Djokovic won his third US Open in September to put him on 14 Grand Slams - three behind Nadal and six behind Federer.
And Djokovic said Sunday he was delighted to be back in Melbourne where his rise to greatness all began in 2008 with his first Grand Slam win.
"It was my first major trophy, that obviously served as a great springboard for my career," Djokovic said as he prepared to open his assault on a seventh crown against American Mitchell Krueger on Tuesday.
"It opened a lot of doors for me. It allowed me to believe in myself that I can actually win the biggest tournaments in the world, challenge the best players in the world."
Nadal 'feels good'
Federer, now 37, remains the chief threat to the Serb and he sounded a warning Sunday.
"I'm playing good tennis. I'm confident that I think it needs a good performance by my opponent probably to beat me," said the Swiss master, who warmed for Melbourne with victory in Perth's Hopman Cup.
Second-ranked Nadal, 32, pulled out of Brisbane with a thigh strain although he returned for an exhibition in Sydney and insisted at the weekend his fitness woes were behind him.
"I feel good. If I am not feeling good, I will not be here," he said before revealing he had remodelled his serve.
"There are always things to improve," said the Spaniard, who faces Australian wildcard James Duckworth on Monday.
Djokovic picked young guns Zverev of Germany, Borna Coric of Croatia, Karen Khachanov of Russia and Greece's Stefano Tsitsipas as key threats to the top three.
"It's just a matter of time when we will see some of them competing in the last stages of Grand Slams," said Djokovic.
Zverev, 21, starts the Australian Open full of confidence after an impressive warm-up to reach the final of Perth's mixed teams Hopman Cup, despite his terrible record at Grand Slams.

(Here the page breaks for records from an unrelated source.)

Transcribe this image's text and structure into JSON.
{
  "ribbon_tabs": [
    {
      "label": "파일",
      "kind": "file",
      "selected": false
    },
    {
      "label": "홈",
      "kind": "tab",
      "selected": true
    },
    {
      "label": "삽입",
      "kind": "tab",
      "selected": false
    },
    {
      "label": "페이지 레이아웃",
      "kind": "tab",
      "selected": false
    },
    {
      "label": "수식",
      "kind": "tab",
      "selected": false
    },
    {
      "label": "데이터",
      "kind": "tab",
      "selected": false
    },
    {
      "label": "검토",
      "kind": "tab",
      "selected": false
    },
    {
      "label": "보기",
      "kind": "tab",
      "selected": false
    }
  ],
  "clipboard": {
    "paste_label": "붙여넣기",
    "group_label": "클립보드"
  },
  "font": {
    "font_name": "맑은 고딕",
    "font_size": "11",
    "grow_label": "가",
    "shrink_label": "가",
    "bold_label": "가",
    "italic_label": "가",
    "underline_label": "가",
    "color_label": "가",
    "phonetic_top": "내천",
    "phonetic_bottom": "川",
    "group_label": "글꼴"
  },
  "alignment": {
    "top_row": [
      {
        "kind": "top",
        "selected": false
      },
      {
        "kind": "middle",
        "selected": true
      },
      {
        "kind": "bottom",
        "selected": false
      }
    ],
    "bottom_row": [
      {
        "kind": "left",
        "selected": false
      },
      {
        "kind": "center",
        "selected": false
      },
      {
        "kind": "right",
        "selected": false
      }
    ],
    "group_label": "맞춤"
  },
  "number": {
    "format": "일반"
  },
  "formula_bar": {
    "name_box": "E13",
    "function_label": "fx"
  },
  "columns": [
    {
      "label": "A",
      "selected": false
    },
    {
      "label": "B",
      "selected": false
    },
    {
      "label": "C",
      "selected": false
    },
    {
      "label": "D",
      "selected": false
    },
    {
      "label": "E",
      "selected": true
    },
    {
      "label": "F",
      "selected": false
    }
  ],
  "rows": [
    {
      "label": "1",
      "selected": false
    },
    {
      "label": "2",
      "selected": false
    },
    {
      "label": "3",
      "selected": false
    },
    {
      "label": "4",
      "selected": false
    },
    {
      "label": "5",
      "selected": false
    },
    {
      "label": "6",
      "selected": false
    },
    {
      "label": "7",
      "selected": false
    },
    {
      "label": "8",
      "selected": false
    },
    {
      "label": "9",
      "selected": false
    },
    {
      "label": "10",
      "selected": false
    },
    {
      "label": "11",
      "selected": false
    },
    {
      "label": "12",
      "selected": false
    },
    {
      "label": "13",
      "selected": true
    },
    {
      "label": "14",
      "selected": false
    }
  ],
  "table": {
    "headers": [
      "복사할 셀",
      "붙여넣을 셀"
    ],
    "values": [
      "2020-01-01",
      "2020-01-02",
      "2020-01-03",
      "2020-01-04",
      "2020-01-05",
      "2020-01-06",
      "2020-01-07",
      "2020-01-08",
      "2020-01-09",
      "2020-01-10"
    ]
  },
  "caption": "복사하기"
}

He has never got beyond the third round in Melbourne and faces Slovenia's Aljaz Bedene in his opener on Tuesday.
Last year, seeded four, he crashed out in the last 32 to South Korea's Chung Hyeon and has only reached one quarter-final in 14 major appearances.
Home fans will look to new Sydney champion and 27th seed Alex de Minaur, who faces Portugal's Pedro Sousa on Monday, and the temperamental Nick Kyrgios.
Kyrgios has a tough opening match against former world number three Milos Raonic and then a possible clash with former Australian Open champion Stan Wawrinka in round two.